Yes, I am a dreamer, but after 17 years in the classroom in 2 different states and 4 different schools, I think I can say with authority I have seen pretty much everything in the classroom. I am also a realist. I have the solution to recharging teacher batteries, so listen up.
Dear Administrators- You are busy. You get a lot of political mandates from the district, state, and federal levels which pressure you to stay on top of the educational policies. We understand. But it’s time to remember that teachers are professionals. We do not need to be micromanaged through structured Professional Learning Communities, planned RtI meetings, and countless other committee obligations. What do teachers need? Time in the classroom. When was the last time a principal said to me, “Go to your classroom, use your professional responsibility to determine priorities in gaining knowledge about your students, building relationships with parents, creating communication about data collection, and brainstorming/maintaining creative, fun, and rigorous units….?” It was 1998. That was the best, most rewarding year for both myself and my students.
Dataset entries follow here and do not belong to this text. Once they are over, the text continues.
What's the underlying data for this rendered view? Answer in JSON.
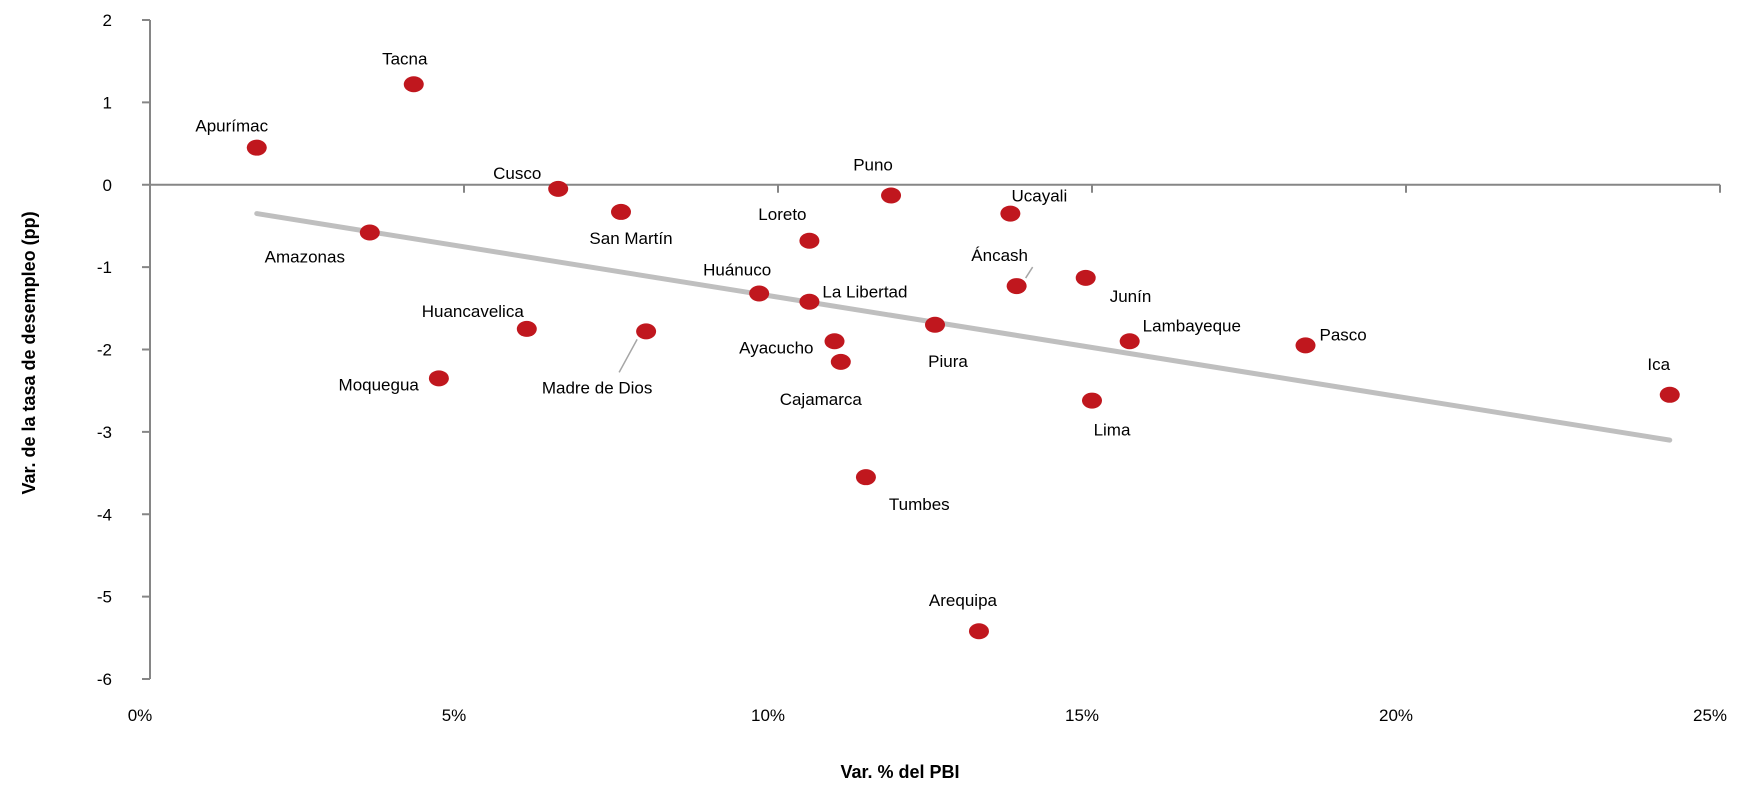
{
  "chart_data": {
    "type": "scatter",
    "title": "",
    "xlabel": "Var. % del PBI",
    "ylabel": "Var. de la tasa de desempleo (pp)",
    "xlim": [
      0,
      25
    ],
    "ylim": [
      -6,
      2
    ],
    "x_unit": "percent",
    "x_ticks": [
      "0%",
      "5%",
      "10%",
      "15%",
      "20%",
      "25%"
    ],
    "y_ticks": [
      "2",
      "1",
      "0",
      "-1",
      "-2",
      "-3",
      "-4",
      "-5",
      "-6"
    ],
    "grid": false,
    "legend": "none",
    "point_color": "#C0171E",
    "trendline_color": "#BFBFBF",
    "trendline": {
      "x": [
        1.7,
        24.2
      ],
      "y": [
        -0.35,
        -3.1
      ]
    },
    "points": [
      {
        "name": "Apurímac",
        "x": 1.7,
        "y": 0.45
      },
      {
        "name": "Amazonas",
        "x": 3.5,
        "y": -0.58
      },
      {
        "name": "Tacna",
        "x": 4.2,
        "y": 1.22
      },
      {
        "name": "Moquegua",
        "x": 4.6,
        "y": -2.35
      },
      {
        "name": "Huancavelica",
        "x": 6.0,
        "y": -1.75
      },
      {
        "name": "Cusco",
        "x": 6.5,
        "y": -0.05
      },
      {
        "name": "San Martín",
        "x": 7.5,
        "y": -0.33
      },
      {
        "name": "Madre de Dios",
        "x": 7.9,
        "y": -1.78
      },
      {
        "name": "Huánuco",
        "x": 9.7,
        "y": -1.32
      },
      {
        "name": "Loreto",
        "x": 10.5,
        "y": -0.68
      },
      {
        "name": "La Libertad",
        "x": 10.5,
        "y": -1.42
      },
      {
        "name": "Ayacucho",
        "x": 10.9,
        "y": -1.9
      },
      {
        "name": "Cajamarca",
        "x": 11.0,
        "y": -2.15
      },
      {
        "name": "Tumbes",
        "x": 11.4,
        "y": -3.55
      },
      {
        "name": "Puno",
        "x": 11.8,
        "y": -0.13
      },
      {
        "name": "Piura",
        "x": 12.5,
        "y": -1.7
      },
      {
        "name": "Arequipa",
        "x": 13.2,
        "y": -5.42
      },
      {
        "name": "Ucayali",
        "x": 13.7,
        "y": -0.35
      },
      {
        "name": "Áncash",
        "x": 13.8,
        "y": -1.23
      },
      {
        "name": "Junín",
        "x": 14.9,
        "y": -1.13
      },
      {
        "name": "Lima",
        "x": 15.0,
        "y": -2.62
      },
      {
        "name": "Lambayeque",
        "x": 15.6,
        "y": -1.9
      },
      {
        "name": "Pasco",
        "x": 18.4,
        "y": -1.95
      },
      {
        "name": "Ica",
        "x": 24.2,
        "y": -2.55
      }
    ]
  }
}
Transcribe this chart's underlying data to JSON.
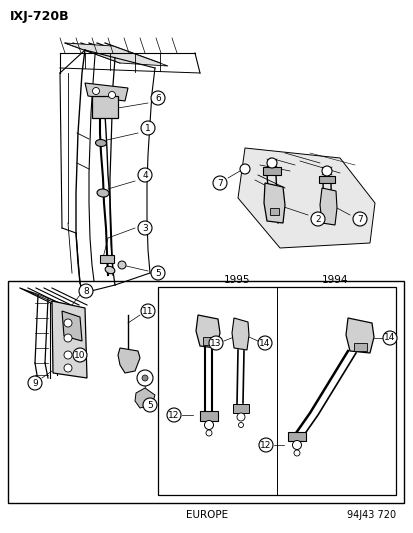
{
  "title": "IXJ-720B",
  "footer_left": "EUROPE",
  "footer_right": "94J43 720",
  "year1": "1995",
  "year2": "1994",
  "bg": "#ffffff",
  "fg": "#000000",
  "gray1": "#888888",
  "gray2": "#aaaaaa",
  "gray3": "#cccccc",
  "fig_width": 4.14,
  "fig_height": 5.33,
  "dpi": 100
}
Trust.
Dear Teachers- You are overworked. You are underpaid. But you are still the captain of your own ship. You may not have the quiet, reflective time in the classroom to recharge your creative batteries and regain your voice. So you have to dig deep and find it somewhere else. Create a network of teachers who build each other up, not waste their breath complaining. Write grants to gather materials for your classroom. And choose your own adventure to passionately pursue! It might be exhausting at first, but in the long run, you will finish the school year, knowing it was rewarding to both you and your students. Finally, advocate to your administrators the need to have time in the classroom. Fight.
It’s time that teachers use their voices to defend what we need to survive in the classroom! We are the masters of our destiny, but our professional journeys may not reach the dreams we have hoped for unless we rally together and choose our own adventures.